Есть свидетельства, что они, судьи, не только не разъясняли подсудимому его права и не выслушивали его показания, — не было времени ни для зачтения полностью обвинительного заключения, ни для ритуального «суд удаляется на совещание», ни для написания там приговора. Он заготавливался заранее и даже не оглашался — во избежание истерики и лишних хлопот! Председатель говорил: «Приговор вам будет объявлен» — и осужденного уводили, и до последней минуты он не знал, что его ожидает. Приговор оглашали уже перед казнью.

В Лефортове и разыгрался этот очередной судебный фарс вечером 15 июля.

Подсудимых вызывали по одному. Судя по протоколу, дело каждого заняло у судебной тройки с неизменным коренником, армвоенюристом В. В. Ульрихом, ровно по 20 минут (к примеру, время Павла Васильева — 19.20–19.40) и состояло только в том, чтобы соблюсти формальности: «удостоверить личность», — немудрено и перепутать! — зачитать скороговоркой суть обвинения, спросить, признает ли узник себя виновным, и дать последнее слово.

Все подсудимые — и Карпов, и Макаров, и оба Васильевы, Павел и Иван, — виновными себя признали, показания, данные ими на следствии, подтвердили.

Их расстреляли в той же Лефортовской тюрьме, поскольку приговор должно было приводить в исполнение немедленно. После полуночи. По календарю было уже 16 июля. Как именно все произошло, успели ли они проститься, перекинуться словом или взглядом — этого мы никогда не узнаем. Палачи вымерли, а случайных свидетелей быть не могло. Давать простор воображению здесь неуместно.

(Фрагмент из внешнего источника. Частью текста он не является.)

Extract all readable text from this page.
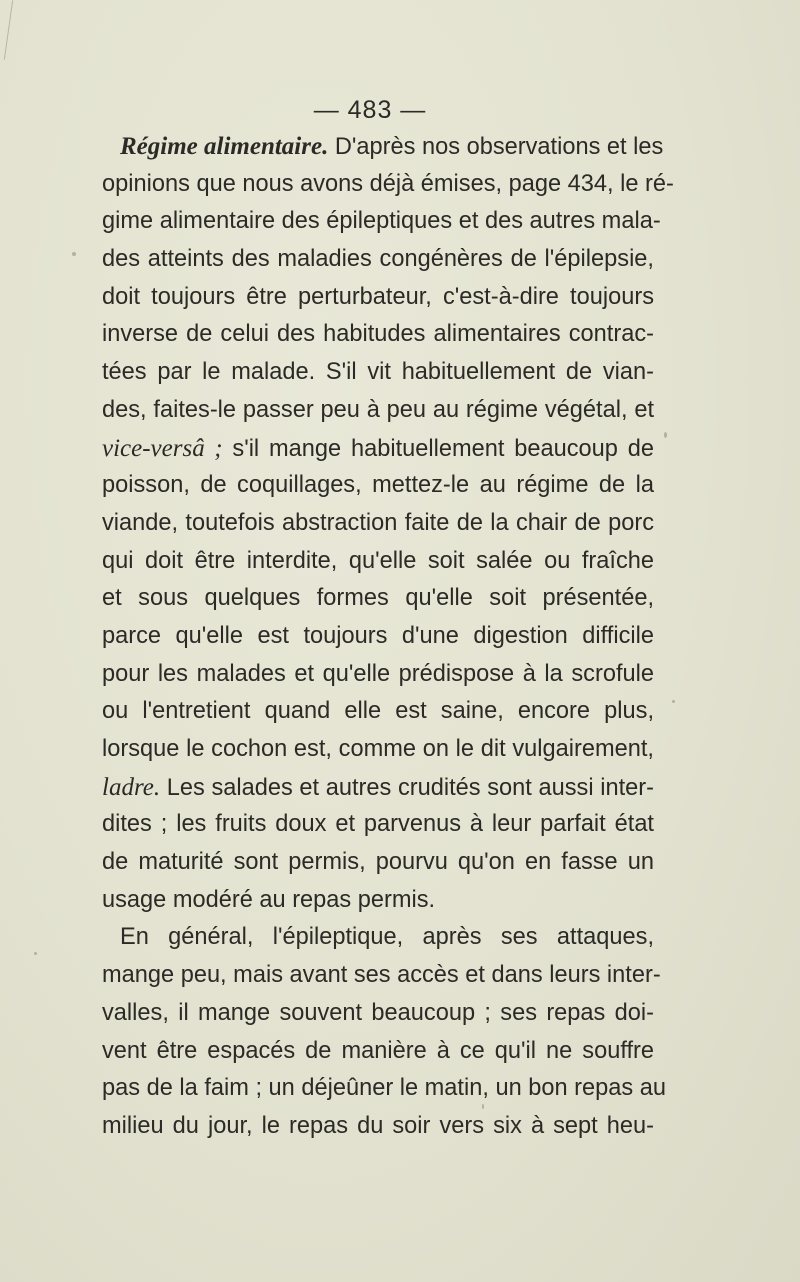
— 483 —
Régime alimentaire. D'après nos observations et les
opinions que nous avons déjà émises, page 434, le ré-
gime alimentaire des épileptiques et des autres mala-
des atteints des maladies congénères de l'épilepsie,
doit toujours être perturbateur, c'est-à-dire toujours
inverse de celui des habitudes alimentaires contrac-
tées par le malade. S'il vit habituellement de vian-
des, faites-le passer peu à peu au régime végétal, et
vice-versâ ; s'il mange habituellement beaucoup de
poisson, de coquillages, mettez-le au régime de la
viande, toutefois abstraction faite de la chair de porc
qui doit être interdite, qu'elle soit salée ou fraîche
et sous quelques formes qu'elle soit présentée,
parce qu'elle est toujours d'une digestion difficile
pour les malades et qu'elle prédispose à la scrofule
ou l'entretient quand elle est saine, encore plus,
lorsque le cochon est, comme on le dit vulgairement,
ladre. Les salades et autres crudités sont aussi inter-
dites ; les fruits doux et parvenus à leur parfait état
de maturité sont permis, pourvu qu'on en fasse un
usage modéré au repas permis.
En général, l'épileptique, après ses attaques,
mange peu, mais avant ses accès et dans leurs inter-
valles, il mange souvent beaucoup ; ses repas doi-
vent être espacés de manière à ce qu'il ne souffre
pas de la faim ; un déjeûner le matin, un bon repas au
milieu du jour, le repas du soir vers six à sept heu-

Как вспоминал военный прокурор Н. П. Афанасьев, Ежов приказал оборудовать в Лефортовской тюрьме особое помещение для расстрела — это было старое приземистое здание в глубине двора с толстыми стенами.

Первая комната — что-то вроде «приемной». Здесь Афанасьев в последний раз видел Ежова, чтобы выполнить свою формальную миссию — удостоверить личность бывшего наркома перед расстрелом. И вторая комната… Именно там, где были расстреляны Ежовым сотни людей, нашел смерть и он сам.

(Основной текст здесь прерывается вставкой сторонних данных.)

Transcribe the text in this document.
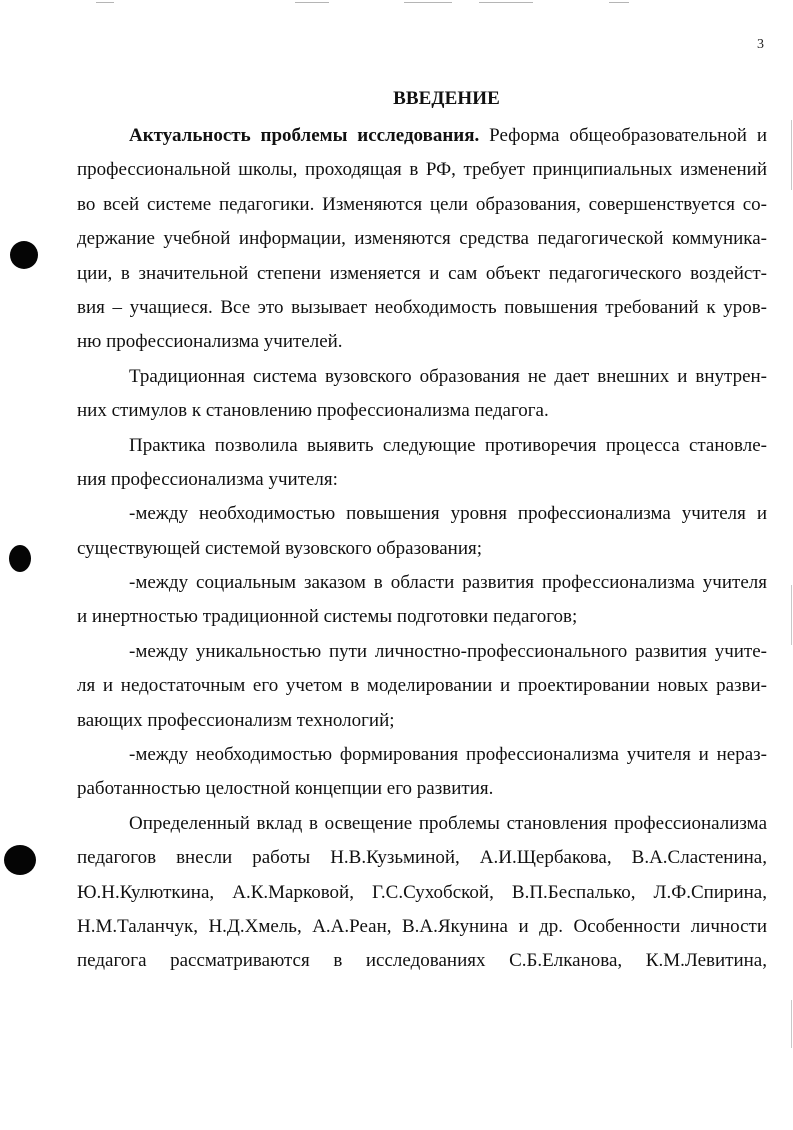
3
ВВЕДЕНИЕ
Актуальность проблемы исследования. Реформа общеобразовательной и
профессиональной школы, проходящая в РФ, требует принципиальных изменений
во всей системе педагогики. Изменяются цели образования, совершенствуется со-
держание учебной информации, изменяются средства педагогической коммуника-
ции, в значительной степени изменяется и сам объект педагогического воздейст-
вия – учащиеся. Все это вызывает необходимость повышения требований к уров-
ню профессионализма учителей.
Традиционная система вузовского образования не дает внешних и внутрен-
них стимулов к становлению профессионализма педагога.
Практика позволила выявить следующие противоречия процесса становле-
ния профессионализма учителя:
-между необходимостью повышения уровня профессионализма учителя и
существующей системой вузовского образования;
-между социальным заказом в области развития профессионализма учителя
и инертностью традиционной системы подготовки педагогов;
-между уникальностью пути личностно-профессионального развития учите-
ля и недостаточным его учетом в моделировании и проектировании новых разви-
вающих профессионализм технологий;
-между необходимостью формирования профессионализма учителя и нераз-
работанностью целостной концепции его развития.
Определенный вклад в освещение проблемы становления профессионализма
педагогов внесли работы Н.В.Кузьминой, А.И.Щербакова, В.А.Сластенина,
Ю.Н.Кулюткина, А.К.Марковой, Г.С.Сухобской, В.П.Беспалько, Л.Ф.Спирина,
Н.М.Таланчук, Н.Д.Хмель, А.А.Реан, В.А.Якунина и др. Особенности личности
педагога рассматриваются в исследованиях С.Б.Елканова, К.М.Левитина,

Мало кто из палачей, доживших до наших дней, единицы согласились раскрыть рот и, под условием не называть фамилий, поведали хоть что-то о своей редкой профессии. Говорят, приговоренные к смерти часто менялись внешне до неузнаваемости, седели на глазах. Многие впадали в истерику, бредили наяву. Иные умирали до исполнения приговора — от разрыва сердца. Редко кто пытался сопротивляться — таких сбивали с ног, скручивали руки, надевали наручники.

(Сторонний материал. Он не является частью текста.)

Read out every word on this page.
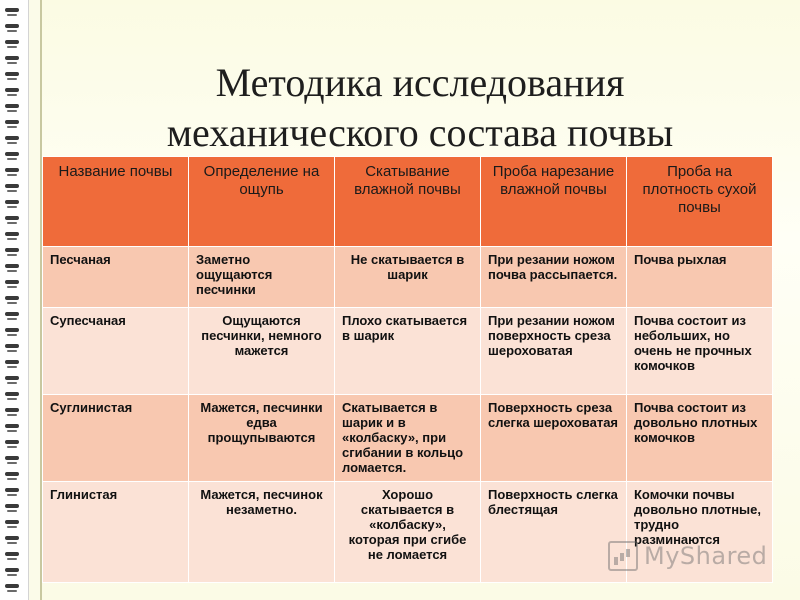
Методика исследования
механического состава почвы
Название почвы	Определение на ощупь	Скатывание влажной почвы	Проба нарезание влажной почвы	Проба на плотность сухой почвы
Песчаная	Заметно ощущаются песчинки	Не скатывается в шарик	При резании ножом почва рассыпается.	Почва рыхлая
Супесчаная	Ощущаются песчинки, немного мажется	Плохо скатывается в шарик	При резании ножом поверхность среза шероховатая	Почва состоит из небольших, но очень не прочных комочков
Суглинистая	Мажется, песчинки едва прощупываются	Скатывается в шарик и в «колбаску», при сгибании в кольцо ломается.	Поверхность среза слегка шероховатая	Почва состоит из довольно плотных комочков
Глинистая	Мажется, песчинок незаметно.	Хорошо скатывается в «колбаску», которая при сгибе не ломается	Поверхность слегка блестящая	Комочки почвы довольно плотные, трудно разминаются
MyShared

Палачи жили как нелюди. Приходилось приводить в исполнение по многу приговоров в день. Стреляли револьвером «наган» почти в упор, в затылок, возле левого уха. Наганы раскалялись, обжигали — их меняли, целый ящик был наготове. На руках — резиновые перчатки, на груди — фартук.

Стресс снимали водкой — положено по инструкции. Сознание затуманивалось, нагоняли на себя злобу, представляя, что перед ними и впрямь злейшие преступники, враги. Многие спивались, повреждались в уме. Но были и такие, кто прожил долго, в чинах, почете, довольстве и гордости за свой тяжкий труд во славу Родины.

Известно, что тела казненных 16 июля 1937 года писателей были преданы земле на Донском кладбище.

И все же как они умирали? О чем думали? Может быть, о том же, что и герои их книг, тоже идущие на эшафот, ведь писатели вкладывали им собственные мысли, переливали свою кровь? Например, вот этот, из повести Ивана Макарова «На земле мир»:

«— Родина, — говорит, — родина! Стыдно за такую родину. Позор один. Один позор. Вы только подумайте, господин надзиратель, что на этой родине творится. Все лучшее, все, что могло бы избавить человечество от мук невыносимых, все это лучшее погубляется. Вот мы, господин надзиратель, про писателей заговорили, а ведь самых лучших-то из них извела родина. Ведь только и жилось тем писателям хорошо, что у нашего деспотизма зад лизали, да на кончик пальца, как на дирижерскую палочку, смотрели. А ведь с настоящими-то писателями что сделали? За кого ни возьмись!.. Родина! Родина! Не родина, а тирания, скопище и засилие подлых, захлюстанных чиновничьих душонок…»

Теракт в виде протеста

В ту же ночь на 16 июля там же, в Лефортове, теми же палачами была расстреляна еще одна группа писателей. И судили их в тот же день, только утром. И проходили они по тому же сталинскому списку от 26 июня, только номера другие:

1 категория

…36. Кириллов Владимир Тимофеевич…

55. Мещеряков Тимофей Степанович…

А вот поэт Герасимов Михаил Прокофьевич числится в этом списке почему-то по второй, лагерной категории, хотя на самом деле был расстрелян в ту же ночь.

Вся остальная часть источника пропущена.